At that time Cisco was trading in an uptrend around $51.50 and could identify a resistance level at $52 which I believe would hold in the short term. You can watch the video below to have a sneak peek into the trade.
Going Short on Cisco Corp (CSCO)
I created a Bear Call Credit Spread by purchasing 4 contracts of the 50 call options expiring on the 19th of May 2023 and selling 4 contracts of the 55 call options with the very same expiry date. The maximum risk on the trade was limited and equal to $1112 with a profit potential of $888, which was also the initial credit on the strategy. There was an outstanding risk/reward ratio of 80%.
The position offered protection on the upside with a breakeven point at $52.50. At the moment the trade was placed, Cisco was trading at $51.40. This increased the chances of success as I could even profit with the underlying security trading slightly upwards.
There were 50 days left on the call options building the position. As I had a bearish outlook on this stock in the short term, in my opinion this was enough time to be right on the trade.
After a couple of days, the underlying traded up reaching a high of $52.56, slightly higher than the breakeven point. That raised a warning for me as I had to watch the position closely to avoid it moving further into losing territory. On the other hand, with still 46 days left on the trade, I still believed the resistance point would hold and the stock would bounce back down in the following days.
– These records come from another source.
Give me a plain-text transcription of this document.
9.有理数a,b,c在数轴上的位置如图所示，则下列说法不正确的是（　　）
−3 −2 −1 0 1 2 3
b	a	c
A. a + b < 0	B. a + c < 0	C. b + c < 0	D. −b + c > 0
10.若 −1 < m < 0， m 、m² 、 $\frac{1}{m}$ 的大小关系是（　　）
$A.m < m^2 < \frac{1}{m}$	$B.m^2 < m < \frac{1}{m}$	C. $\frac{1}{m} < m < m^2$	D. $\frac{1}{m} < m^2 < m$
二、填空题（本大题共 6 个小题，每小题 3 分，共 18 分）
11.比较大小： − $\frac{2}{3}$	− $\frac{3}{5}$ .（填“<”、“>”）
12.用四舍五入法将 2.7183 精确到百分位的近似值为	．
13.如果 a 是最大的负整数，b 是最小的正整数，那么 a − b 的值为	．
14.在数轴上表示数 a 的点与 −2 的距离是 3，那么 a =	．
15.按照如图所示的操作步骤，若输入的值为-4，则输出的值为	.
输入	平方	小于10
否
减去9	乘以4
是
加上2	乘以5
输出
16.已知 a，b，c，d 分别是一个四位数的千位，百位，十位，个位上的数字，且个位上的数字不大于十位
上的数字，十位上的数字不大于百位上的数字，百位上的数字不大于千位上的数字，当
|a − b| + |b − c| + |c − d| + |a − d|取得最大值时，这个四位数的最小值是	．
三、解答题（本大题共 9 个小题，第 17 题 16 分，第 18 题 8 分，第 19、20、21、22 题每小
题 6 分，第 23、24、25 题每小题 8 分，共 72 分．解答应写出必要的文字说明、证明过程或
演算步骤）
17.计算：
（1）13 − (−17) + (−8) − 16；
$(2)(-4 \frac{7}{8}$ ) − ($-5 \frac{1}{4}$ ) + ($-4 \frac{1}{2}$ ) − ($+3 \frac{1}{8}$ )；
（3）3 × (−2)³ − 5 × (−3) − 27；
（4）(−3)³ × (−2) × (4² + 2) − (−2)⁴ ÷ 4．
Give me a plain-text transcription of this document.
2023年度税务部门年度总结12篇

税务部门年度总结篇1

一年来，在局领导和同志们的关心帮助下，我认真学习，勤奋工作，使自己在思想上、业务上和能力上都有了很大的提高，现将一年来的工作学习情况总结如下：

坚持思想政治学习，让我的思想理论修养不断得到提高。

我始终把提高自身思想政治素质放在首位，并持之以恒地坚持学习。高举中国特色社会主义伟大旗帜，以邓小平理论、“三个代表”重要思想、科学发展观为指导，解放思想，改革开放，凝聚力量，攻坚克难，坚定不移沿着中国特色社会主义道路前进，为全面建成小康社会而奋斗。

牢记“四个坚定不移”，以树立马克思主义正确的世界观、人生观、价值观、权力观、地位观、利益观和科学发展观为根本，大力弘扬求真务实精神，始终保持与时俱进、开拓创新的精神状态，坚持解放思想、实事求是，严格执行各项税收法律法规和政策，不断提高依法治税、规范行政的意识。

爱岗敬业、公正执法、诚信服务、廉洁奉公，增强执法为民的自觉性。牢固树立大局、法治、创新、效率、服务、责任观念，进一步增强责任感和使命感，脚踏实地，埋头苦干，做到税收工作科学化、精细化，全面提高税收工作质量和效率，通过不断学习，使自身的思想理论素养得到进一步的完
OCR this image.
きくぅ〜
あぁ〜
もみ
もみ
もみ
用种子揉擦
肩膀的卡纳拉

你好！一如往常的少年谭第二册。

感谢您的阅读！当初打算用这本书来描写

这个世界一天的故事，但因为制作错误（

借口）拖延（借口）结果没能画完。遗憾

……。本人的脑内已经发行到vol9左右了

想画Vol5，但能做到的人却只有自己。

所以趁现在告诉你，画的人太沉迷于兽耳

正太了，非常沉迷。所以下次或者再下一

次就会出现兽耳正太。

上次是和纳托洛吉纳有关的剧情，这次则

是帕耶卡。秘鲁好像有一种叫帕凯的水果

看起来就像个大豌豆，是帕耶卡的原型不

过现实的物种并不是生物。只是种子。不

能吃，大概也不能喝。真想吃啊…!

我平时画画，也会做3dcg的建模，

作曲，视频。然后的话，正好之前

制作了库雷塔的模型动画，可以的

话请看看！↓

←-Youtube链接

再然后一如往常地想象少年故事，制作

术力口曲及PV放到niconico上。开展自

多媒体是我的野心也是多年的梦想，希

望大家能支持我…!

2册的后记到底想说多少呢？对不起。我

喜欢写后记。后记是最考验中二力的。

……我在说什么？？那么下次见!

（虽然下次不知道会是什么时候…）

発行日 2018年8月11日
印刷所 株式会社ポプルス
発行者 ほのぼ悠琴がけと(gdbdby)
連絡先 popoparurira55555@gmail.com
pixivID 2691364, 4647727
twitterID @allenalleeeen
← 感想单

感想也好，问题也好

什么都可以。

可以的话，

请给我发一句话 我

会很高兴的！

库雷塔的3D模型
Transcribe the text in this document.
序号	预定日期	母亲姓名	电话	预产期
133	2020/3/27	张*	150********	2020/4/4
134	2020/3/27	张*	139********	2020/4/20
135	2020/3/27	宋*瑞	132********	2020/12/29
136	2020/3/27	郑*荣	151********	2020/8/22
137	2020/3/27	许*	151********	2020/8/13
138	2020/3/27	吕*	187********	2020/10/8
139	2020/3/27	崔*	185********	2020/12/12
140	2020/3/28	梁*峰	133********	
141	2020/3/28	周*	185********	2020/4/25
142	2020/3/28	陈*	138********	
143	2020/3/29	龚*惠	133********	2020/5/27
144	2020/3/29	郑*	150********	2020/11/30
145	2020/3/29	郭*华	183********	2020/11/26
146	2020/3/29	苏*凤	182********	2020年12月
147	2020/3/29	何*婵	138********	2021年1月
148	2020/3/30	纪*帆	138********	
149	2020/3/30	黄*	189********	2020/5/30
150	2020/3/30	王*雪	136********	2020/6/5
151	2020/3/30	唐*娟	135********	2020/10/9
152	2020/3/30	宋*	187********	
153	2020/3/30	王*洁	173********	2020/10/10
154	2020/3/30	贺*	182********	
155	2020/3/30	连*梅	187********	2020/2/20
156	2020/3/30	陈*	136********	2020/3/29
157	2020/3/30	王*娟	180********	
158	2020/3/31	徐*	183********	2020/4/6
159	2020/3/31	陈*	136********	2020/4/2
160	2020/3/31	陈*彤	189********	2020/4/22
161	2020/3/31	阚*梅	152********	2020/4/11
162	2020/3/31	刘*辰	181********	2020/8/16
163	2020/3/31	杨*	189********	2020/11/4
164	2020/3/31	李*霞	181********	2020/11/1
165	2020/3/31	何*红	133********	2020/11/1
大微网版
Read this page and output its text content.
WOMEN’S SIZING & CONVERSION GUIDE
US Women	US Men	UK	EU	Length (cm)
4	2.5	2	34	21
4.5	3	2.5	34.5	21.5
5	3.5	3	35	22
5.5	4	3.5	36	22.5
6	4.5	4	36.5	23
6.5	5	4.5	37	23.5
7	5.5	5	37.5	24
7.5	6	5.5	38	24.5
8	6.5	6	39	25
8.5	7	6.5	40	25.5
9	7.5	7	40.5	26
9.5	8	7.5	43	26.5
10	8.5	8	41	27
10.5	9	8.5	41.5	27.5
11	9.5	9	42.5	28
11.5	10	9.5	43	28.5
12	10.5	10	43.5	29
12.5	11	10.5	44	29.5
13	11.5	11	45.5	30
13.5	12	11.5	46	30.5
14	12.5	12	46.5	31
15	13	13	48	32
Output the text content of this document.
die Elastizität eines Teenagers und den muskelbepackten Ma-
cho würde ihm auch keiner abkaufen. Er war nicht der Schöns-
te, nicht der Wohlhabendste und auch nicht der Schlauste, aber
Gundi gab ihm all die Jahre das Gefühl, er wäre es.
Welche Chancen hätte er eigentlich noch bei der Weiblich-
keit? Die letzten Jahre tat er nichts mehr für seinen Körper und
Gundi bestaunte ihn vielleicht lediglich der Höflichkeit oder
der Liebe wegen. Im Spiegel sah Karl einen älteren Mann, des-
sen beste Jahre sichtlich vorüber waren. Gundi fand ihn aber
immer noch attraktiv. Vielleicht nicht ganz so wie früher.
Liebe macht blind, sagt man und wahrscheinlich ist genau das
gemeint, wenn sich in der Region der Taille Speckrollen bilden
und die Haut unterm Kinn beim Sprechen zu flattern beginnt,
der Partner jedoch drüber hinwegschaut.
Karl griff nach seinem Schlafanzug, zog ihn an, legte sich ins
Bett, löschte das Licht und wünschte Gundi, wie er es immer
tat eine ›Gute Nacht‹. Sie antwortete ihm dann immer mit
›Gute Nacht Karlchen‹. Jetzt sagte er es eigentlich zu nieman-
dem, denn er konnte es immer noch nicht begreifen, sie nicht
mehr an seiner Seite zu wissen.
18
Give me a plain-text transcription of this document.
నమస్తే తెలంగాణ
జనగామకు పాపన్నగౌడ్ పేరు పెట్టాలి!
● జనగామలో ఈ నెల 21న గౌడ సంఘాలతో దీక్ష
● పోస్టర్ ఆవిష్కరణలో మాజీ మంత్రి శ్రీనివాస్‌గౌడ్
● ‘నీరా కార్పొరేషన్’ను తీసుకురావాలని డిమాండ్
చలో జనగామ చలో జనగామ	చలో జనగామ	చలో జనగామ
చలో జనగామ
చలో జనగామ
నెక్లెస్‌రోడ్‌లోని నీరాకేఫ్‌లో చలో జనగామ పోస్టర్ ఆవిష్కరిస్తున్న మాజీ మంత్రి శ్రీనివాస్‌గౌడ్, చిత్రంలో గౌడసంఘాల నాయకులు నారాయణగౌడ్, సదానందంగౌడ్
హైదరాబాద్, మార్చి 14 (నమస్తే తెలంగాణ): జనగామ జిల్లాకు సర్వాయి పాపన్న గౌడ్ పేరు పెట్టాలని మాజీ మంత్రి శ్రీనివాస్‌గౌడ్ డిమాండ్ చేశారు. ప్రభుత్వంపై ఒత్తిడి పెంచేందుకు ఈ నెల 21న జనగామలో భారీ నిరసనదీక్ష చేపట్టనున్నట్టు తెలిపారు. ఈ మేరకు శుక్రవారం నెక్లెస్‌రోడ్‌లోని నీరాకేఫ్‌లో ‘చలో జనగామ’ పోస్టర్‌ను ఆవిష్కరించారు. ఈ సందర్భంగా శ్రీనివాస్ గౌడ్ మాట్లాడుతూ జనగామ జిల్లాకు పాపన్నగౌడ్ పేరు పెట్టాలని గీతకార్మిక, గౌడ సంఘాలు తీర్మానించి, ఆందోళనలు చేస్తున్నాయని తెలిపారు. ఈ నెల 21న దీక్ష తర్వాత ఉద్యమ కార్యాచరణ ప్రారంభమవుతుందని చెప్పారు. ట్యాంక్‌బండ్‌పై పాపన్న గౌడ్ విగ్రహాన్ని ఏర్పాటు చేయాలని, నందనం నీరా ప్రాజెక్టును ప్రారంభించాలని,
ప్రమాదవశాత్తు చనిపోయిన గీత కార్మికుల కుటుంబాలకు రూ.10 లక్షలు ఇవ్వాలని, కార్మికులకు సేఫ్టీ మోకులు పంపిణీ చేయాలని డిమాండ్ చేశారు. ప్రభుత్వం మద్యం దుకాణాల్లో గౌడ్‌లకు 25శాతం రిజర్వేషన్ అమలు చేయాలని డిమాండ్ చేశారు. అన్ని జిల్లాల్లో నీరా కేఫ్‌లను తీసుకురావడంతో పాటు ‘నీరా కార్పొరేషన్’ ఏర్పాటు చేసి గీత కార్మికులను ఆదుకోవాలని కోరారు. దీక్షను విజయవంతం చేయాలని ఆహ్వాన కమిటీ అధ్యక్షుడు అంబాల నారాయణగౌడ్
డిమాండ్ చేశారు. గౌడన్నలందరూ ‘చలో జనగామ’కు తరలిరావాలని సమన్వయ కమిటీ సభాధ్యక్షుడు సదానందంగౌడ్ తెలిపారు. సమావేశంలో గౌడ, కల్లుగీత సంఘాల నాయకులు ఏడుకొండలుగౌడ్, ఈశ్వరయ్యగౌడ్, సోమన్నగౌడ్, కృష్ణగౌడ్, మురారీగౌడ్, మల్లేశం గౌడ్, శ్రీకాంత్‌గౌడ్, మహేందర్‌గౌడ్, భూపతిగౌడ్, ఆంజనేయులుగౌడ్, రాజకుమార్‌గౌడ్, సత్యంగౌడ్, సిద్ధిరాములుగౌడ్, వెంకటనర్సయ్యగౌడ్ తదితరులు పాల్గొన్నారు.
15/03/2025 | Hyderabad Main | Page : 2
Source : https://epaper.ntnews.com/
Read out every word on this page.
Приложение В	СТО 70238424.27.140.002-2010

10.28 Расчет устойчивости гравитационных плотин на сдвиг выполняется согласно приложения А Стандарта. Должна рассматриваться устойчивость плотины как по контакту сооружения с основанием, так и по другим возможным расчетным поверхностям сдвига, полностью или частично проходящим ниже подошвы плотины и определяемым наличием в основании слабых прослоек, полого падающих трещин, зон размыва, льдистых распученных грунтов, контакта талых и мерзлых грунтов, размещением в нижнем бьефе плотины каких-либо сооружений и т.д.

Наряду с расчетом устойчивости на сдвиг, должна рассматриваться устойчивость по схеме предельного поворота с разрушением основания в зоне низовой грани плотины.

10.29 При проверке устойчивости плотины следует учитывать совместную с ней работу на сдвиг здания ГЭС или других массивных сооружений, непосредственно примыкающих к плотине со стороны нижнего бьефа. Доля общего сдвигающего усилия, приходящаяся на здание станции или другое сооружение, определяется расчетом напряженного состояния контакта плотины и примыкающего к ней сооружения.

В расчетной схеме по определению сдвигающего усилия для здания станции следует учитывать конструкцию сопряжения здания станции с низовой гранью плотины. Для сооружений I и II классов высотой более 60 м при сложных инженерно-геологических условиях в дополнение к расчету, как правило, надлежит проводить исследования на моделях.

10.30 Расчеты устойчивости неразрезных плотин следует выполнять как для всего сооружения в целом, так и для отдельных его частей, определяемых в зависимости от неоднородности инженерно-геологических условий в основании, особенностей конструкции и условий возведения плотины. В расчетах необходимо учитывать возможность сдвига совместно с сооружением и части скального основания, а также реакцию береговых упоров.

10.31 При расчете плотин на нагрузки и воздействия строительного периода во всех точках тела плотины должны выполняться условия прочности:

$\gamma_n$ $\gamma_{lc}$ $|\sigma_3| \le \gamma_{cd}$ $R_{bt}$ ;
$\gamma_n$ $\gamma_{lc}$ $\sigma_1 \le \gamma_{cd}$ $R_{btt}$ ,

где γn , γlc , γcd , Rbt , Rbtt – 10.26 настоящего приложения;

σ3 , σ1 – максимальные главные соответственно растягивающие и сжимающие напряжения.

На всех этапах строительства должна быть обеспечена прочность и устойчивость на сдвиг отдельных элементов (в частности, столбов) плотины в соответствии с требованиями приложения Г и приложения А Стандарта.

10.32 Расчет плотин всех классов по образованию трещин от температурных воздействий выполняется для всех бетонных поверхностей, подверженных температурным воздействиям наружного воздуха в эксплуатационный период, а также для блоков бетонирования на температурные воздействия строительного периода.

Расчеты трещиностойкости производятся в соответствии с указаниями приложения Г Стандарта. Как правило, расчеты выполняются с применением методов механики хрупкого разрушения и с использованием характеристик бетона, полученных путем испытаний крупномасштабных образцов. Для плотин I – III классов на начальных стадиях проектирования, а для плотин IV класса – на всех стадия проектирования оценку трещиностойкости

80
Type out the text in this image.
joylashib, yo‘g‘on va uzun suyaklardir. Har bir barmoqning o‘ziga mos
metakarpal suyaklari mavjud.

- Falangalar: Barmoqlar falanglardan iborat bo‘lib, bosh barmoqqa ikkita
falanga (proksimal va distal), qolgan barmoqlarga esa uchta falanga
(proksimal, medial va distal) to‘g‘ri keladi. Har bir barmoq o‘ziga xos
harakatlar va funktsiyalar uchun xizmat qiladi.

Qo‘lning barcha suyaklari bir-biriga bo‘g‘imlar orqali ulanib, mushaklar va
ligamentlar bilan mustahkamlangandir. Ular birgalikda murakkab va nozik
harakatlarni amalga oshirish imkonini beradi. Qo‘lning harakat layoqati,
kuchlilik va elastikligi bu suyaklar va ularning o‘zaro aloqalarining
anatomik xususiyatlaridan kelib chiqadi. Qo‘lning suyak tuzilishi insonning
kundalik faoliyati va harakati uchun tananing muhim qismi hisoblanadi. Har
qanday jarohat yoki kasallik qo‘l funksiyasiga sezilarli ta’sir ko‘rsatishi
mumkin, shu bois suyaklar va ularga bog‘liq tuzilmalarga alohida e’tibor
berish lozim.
A Steep Move Down of the Underlying
On the 6th of April, the underlying started trading down again closing at $51.27 and, in the following days, moved further down going in a comfortable place for my trade where I did not have to take any action whatsoever. From this point ahead, this position was making roughly $7 a day in profit thanks to the passage of time alone.
Then suddenly, the stock dropped substantially all the way down to $47. That’s a strong directional move downwards which was totally beneficial for the position. On Thursday the 20th of April - after being in the trade for 21 days - my Bear Call Credit Spread was closed with an outstanding profit of $720.
The steep downward movement of the stock was the key to reach this profit quicker as I did not have to wait to earn from time decay. At the moment the trade was closed, there were still 29 days left on the strategy. I could have decided to stay longer in the trade to collect more profit, but I decided that was not worth the risk for only $160 extra of profit I could make.
I’ll see you in the next release of the options trading diary.